By Daniel Gross
Just before Christmas in 1950, Nurse Jan tried to kill her father. He was dying of a painful illness, so she injected him with five times the recommended dose of narcotic. A letter to the Washington Post applauded the news. Editors of the Newark Times, the Providence Bulletin, and the Ontario Spectator each objected. Half a century before anyone had heard of Schiavo or Quinlan or Kevorkian, a private family drama had become a lightning rod for public opinion.
Nurse Jan, however, was a character in a comic strip called Rex Morgan M.D., a series created by the real-life physician Nicholas Dallis. The comic strip’s syndicate, which distributed Rex Morgan to hundreds of newspapers, received concerned letters from the editors who carried the comic. The Newark Times went so far as to pull the strip from its pages, emphasizing that mercy killings “had no place” on the comics page. In response to the inquiries, Rex Morgan‘s syndicate responded that later issues would indeed examine the dilemma of euthanasia. But Dr. Morgan would remember his Hippocratic Oath.
The syndicate meant that Dr. Morgan would never accept a mercy killing on his watch, but its statement really isn’t that reassuring. Oaths change: in 1993, only 14 percent of physicians’ oaths prohibited euthanasia. Classical versions of the Hippocratic Oath certainly did prohibit treatments that deliberately caused death. Yet if Nurse Jan had read the first few lines of the classical oath, she would have read a lesser-known directive: “To hold him who has taught me [medicine] as equal to my parents.” So maybe Nurse Jan should have tried to kill Dr. Morgan, too. Vestigial mandates like this one might explain why in 2000, less than half of U.S. medical schools administered even a modified version of the Hippocratic Oath.
It’s likely true that we change our oaths as society shifts.
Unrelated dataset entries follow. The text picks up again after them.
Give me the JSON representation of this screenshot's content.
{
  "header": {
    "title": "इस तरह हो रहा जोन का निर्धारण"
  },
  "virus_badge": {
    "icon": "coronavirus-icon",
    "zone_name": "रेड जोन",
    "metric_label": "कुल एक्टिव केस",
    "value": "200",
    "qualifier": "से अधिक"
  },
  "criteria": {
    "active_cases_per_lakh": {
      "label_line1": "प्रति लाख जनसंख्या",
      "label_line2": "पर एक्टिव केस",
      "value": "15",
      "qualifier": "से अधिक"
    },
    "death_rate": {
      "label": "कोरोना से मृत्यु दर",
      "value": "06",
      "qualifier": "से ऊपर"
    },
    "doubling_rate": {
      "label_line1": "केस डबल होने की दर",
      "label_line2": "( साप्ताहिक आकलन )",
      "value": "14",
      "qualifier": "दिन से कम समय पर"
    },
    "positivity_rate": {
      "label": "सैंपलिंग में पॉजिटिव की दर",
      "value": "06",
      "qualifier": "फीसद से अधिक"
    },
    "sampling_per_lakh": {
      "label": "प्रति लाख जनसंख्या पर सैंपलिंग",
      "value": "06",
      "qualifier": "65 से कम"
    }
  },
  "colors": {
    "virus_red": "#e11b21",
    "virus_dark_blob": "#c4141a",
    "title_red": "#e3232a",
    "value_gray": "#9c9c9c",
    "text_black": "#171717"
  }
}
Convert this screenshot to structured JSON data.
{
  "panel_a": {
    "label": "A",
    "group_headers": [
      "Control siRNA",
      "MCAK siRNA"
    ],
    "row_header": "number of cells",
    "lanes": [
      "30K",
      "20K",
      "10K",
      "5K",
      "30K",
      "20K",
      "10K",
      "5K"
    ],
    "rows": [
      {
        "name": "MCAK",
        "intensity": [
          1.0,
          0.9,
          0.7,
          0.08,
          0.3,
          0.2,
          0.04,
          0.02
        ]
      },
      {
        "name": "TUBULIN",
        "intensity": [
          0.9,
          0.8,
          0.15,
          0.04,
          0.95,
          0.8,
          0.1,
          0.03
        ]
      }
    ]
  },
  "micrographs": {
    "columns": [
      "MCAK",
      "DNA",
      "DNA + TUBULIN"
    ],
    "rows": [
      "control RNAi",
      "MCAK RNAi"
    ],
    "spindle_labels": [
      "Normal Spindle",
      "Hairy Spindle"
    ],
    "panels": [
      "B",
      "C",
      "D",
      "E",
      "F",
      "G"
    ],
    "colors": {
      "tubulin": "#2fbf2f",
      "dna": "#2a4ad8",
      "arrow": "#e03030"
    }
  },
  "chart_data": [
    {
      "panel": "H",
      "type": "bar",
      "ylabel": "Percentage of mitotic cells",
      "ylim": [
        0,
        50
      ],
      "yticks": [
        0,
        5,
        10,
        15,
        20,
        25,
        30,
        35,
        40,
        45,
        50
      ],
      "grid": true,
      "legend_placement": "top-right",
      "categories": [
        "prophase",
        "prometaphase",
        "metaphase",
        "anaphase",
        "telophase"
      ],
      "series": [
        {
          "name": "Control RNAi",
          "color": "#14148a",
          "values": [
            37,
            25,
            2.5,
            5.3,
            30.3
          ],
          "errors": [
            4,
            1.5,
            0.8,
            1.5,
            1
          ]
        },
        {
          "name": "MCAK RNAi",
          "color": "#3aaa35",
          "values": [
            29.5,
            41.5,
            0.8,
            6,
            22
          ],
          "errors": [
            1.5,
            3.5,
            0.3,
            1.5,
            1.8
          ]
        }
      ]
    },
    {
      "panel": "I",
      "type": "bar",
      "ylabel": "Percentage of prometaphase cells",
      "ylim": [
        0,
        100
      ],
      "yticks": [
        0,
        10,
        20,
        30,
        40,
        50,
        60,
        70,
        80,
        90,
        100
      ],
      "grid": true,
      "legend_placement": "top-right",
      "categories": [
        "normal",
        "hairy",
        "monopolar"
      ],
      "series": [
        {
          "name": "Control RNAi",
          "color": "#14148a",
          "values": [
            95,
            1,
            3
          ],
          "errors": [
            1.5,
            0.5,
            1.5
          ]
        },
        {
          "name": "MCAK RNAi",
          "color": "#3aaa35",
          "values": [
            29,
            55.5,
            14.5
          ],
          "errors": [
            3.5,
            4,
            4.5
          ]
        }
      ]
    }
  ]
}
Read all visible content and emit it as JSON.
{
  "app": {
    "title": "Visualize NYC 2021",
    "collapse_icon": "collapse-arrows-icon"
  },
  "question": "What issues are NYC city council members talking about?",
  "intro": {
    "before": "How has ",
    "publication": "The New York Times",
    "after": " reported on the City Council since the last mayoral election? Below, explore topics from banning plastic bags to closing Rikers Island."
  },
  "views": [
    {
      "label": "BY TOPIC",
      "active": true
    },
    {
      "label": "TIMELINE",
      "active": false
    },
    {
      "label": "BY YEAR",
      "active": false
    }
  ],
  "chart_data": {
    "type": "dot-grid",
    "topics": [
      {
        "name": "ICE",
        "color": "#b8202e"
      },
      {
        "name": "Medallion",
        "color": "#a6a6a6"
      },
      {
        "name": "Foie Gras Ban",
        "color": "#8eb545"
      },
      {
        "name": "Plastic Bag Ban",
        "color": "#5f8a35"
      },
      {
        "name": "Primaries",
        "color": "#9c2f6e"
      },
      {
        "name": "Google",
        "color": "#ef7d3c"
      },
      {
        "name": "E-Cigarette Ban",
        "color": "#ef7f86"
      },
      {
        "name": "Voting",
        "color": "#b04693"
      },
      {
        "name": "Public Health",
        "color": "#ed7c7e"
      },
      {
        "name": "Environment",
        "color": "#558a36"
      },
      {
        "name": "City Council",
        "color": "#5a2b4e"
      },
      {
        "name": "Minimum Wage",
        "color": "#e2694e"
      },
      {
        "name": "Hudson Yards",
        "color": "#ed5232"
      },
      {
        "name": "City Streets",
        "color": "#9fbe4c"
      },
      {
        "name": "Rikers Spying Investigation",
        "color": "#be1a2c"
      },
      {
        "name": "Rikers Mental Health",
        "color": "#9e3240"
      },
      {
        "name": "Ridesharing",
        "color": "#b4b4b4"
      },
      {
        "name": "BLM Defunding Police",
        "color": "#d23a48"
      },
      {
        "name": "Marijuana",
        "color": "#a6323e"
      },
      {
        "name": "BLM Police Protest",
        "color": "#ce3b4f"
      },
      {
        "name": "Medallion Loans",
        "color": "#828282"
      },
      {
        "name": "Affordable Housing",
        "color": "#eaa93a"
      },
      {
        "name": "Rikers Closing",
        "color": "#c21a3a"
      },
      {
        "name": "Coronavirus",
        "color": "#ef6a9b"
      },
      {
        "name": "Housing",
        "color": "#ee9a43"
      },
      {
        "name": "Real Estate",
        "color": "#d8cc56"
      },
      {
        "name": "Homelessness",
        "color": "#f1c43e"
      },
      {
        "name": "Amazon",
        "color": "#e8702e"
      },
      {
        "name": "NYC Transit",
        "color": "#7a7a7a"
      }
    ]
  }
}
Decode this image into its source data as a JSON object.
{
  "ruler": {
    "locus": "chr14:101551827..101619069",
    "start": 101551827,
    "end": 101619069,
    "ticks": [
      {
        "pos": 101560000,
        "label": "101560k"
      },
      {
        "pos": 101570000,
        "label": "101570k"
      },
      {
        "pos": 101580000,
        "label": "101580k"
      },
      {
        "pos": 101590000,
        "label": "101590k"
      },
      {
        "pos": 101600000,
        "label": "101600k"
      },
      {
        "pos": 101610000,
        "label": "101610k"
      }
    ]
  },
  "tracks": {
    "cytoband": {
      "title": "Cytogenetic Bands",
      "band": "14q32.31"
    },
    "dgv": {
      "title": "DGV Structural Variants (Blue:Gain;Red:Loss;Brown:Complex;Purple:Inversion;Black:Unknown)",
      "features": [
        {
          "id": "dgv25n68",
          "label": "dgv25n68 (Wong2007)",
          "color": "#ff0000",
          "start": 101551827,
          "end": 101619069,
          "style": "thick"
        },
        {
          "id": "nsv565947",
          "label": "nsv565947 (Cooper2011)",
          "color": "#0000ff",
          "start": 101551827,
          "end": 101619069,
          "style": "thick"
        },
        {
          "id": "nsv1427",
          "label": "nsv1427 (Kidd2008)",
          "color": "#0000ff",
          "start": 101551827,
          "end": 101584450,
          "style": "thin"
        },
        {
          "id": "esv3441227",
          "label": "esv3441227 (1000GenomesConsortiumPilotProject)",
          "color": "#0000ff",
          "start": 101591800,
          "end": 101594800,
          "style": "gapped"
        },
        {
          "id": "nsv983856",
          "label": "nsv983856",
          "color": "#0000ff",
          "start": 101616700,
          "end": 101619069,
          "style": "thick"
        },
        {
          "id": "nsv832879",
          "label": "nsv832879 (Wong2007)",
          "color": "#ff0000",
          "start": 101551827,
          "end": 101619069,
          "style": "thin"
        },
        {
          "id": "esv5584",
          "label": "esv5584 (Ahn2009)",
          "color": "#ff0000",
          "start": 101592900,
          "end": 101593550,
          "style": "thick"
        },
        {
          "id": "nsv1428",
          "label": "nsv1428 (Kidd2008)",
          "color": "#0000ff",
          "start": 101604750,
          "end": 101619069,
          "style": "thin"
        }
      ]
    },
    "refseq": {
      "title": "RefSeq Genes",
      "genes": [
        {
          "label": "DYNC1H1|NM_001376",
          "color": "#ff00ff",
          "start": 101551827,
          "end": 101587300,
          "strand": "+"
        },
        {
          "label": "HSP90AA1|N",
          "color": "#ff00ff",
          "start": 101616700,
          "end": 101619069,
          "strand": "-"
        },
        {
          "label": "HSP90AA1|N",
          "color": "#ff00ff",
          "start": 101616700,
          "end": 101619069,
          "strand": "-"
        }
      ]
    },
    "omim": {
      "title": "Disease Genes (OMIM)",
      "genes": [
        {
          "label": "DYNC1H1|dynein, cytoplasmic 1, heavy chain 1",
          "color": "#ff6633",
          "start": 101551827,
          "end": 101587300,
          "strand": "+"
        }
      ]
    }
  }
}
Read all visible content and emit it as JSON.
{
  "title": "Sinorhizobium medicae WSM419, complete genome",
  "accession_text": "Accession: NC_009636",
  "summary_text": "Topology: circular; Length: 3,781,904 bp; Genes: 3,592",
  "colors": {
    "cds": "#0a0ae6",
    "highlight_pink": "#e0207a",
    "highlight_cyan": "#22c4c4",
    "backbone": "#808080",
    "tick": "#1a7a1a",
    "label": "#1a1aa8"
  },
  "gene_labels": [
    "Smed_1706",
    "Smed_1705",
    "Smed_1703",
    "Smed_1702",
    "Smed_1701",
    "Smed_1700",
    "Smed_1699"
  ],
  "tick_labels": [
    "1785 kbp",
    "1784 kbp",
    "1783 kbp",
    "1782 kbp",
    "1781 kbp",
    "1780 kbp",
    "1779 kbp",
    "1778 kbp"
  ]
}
The year after 14 percent of new doctors pledged not to kill, Oregon became the first state to pass a “Death with Dignity Act.” Oregon doctors – at least after a lengthy battle in the U.S. Supreme Court – would be able to give their patients medicine to end life.
But it’s harder to know exactly what the shifts are. As medical ethicist Ezekiel Emmanuel has written, the arguments for and against mercy killing haven’t changed much in thousands of years. Death can prevent suffering, proponents have tended to argue; killing is always wrong, critics have said, or health care providers simply shouldn’t wield that kind of power.
This has always been the problem in studying euthanasia. Why is euthanasia more permissible today than it used to be? We can’t really say that death means less than it used to, or that suffering means more. We can’t quite argue that doctors finally understand scientific limits, so they’ve learned when to quit – after all, euthanasia represents the edge of the map for modern medicine, where therapeutic intervention admits that it’s lost. We can’t even say that doctors have become more powerful in recent decades: in the age of patient rights, we’re as fond as ever of restricting (and litigating against) our physicians.
When the Newark Times pulled Rex Morgan M.D. from its comics page, it apparently disapproved of even the mention of euthanasia in the publication. Its editors sent the message that euthanasia, like rape or torture, was too heinous even to talk about. It was an odd stance, given that our society and its comic strips routinely portrays actual murder – if only to reinforce its wrongness in superhero movies and crime TV shows.
But that may be what made euthanasia interesting in the first place. We resolve most of our dilemmas by argument. The truly challenging dilemmas are the ones we’d rather not discuss.